A visão na infância é fundamental para o desenvolvimento integral da criança, influenciando não apenas a aprendizagem escolar, mas também o crescimento motor, cognitivo, comunicativo e social. Problemas de baixa visão diagnosticados tarde podem comprometer a exploração do ambiente, a autonomia e a participação ativa da criança no mundo. Por isso, quanto mais cedo a intervenção, maiores são as chances de aproveitar a visão residual e desenvolver estratégias funcionais para o futuro.
O alerta foi feito pela oftalmologista Maria de Fátima Neri durante o 70º Congresso Brasileiro de Oftalmologia (CBO 2026), realizado em Salvador. Segundo a especialista, baixa visão na infância vai muito além de uma simples redução da acuidade visual.
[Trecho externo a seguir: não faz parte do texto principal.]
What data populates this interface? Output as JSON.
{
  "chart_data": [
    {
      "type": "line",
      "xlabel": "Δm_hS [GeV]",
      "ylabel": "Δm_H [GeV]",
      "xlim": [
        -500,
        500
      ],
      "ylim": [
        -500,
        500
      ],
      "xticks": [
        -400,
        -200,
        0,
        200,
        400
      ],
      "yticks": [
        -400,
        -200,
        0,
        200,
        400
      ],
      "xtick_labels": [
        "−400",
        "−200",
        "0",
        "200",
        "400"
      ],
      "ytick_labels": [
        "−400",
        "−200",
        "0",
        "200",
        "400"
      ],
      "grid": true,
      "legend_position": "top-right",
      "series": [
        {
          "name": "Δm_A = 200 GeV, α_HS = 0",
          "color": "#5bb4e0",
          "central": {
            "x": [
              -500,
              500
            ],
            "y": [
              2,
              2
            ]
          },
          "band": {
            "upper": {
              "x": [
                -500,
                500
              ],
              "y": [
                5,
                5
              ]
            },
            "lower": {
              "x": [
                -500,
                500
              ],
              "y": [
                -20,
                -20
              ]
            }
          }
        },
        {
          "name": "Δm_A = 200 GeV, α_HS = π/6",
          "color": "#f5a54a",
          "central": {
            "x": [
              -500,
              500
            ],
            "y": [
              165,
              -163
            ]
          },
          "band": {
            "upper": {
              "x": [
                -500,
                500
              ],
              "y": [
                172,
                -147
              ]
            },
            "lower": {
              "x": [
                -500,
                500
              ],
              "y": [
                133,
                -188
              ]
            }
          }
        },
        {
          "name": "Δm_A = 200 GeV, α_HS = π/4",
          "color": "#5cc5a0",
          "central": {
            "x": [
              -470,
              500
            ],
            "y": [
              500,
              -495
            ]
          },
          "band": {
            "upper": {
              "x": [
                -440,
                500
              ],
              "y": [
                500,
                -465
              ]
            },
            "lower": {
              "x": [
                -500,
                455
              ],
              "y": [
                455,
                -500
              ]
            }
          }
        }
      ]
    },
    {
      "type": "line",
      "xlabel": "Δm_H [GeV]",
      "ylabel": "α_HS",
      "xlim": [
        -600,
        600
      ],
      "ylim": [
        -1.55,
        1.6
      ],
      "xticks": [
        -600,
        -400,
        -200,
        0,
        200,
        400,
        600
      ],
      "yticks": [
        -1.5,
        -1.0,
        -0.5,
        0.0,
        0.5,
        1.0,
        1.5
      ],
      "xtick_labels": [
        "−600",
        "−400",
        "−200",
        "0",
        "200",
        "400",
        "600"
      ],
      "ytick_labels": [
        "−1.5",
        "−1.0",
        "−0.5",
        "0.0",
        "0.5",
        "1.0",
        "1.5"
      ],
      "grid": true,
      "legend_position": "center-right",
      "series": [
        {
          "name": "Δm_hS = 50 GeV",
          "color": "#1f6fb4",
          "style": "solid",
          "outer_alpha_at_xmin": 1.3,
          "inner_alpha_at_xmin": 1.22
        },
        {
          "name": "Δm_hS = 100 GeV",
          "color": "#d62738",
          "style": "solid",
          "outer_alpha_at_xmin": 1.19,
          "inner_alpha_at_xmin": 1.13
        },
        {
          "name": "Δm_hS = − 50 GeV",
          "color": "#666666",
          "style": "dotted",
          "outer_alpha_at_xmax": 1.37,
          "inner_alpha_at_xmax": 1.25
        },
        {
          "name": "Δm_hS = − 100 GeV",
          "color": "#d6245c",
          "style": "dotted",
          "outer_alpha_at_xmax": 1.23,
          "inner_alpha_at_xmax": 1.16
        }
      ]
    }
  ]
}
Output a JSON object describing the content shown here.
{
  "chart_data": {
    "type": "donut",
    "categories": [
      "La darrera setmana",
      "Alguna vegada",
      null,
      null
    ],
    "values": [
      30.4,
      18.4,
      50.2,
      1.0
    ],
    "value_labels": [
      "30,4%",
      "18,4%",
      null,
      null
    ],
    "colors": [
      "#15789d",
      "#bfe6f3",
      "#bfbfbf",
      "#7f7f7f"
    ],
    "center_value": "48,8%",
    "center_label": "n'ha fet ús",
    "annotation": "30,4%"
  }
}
As principais causas incluem retinopatias por infecções intrauterinas, catarata e glaucoma congênitos, anomalias do nervo óptico, albinismo, distrofias retinianas, alta miopia, doenças neurológicas e prematuridade.
Os pais devem ficar atentos a sinais como a criança não acompanhar objetos, dificuldade em fixar o olhar, aproximação excessiva de objetos aos olhos, tropeços frequentes, dificuldade em ambientes com pouca luz, fotofobia ou atraso no desenvolvimento sem causa aparente. O tratamento deve ser multidisciplinar, envolvendo estimulação visual funcional, terapia ocupacional, fisioterapia, fonoaudiologia e orientação familiar. “Encaminhar precocemente uma criança com baixa visão não é apenas tratar a visão; é proteger o desenvolvimento, a autonomia e o futuro dela”, ressaltou a oftalmologista.
Com informações da Agência Brasil.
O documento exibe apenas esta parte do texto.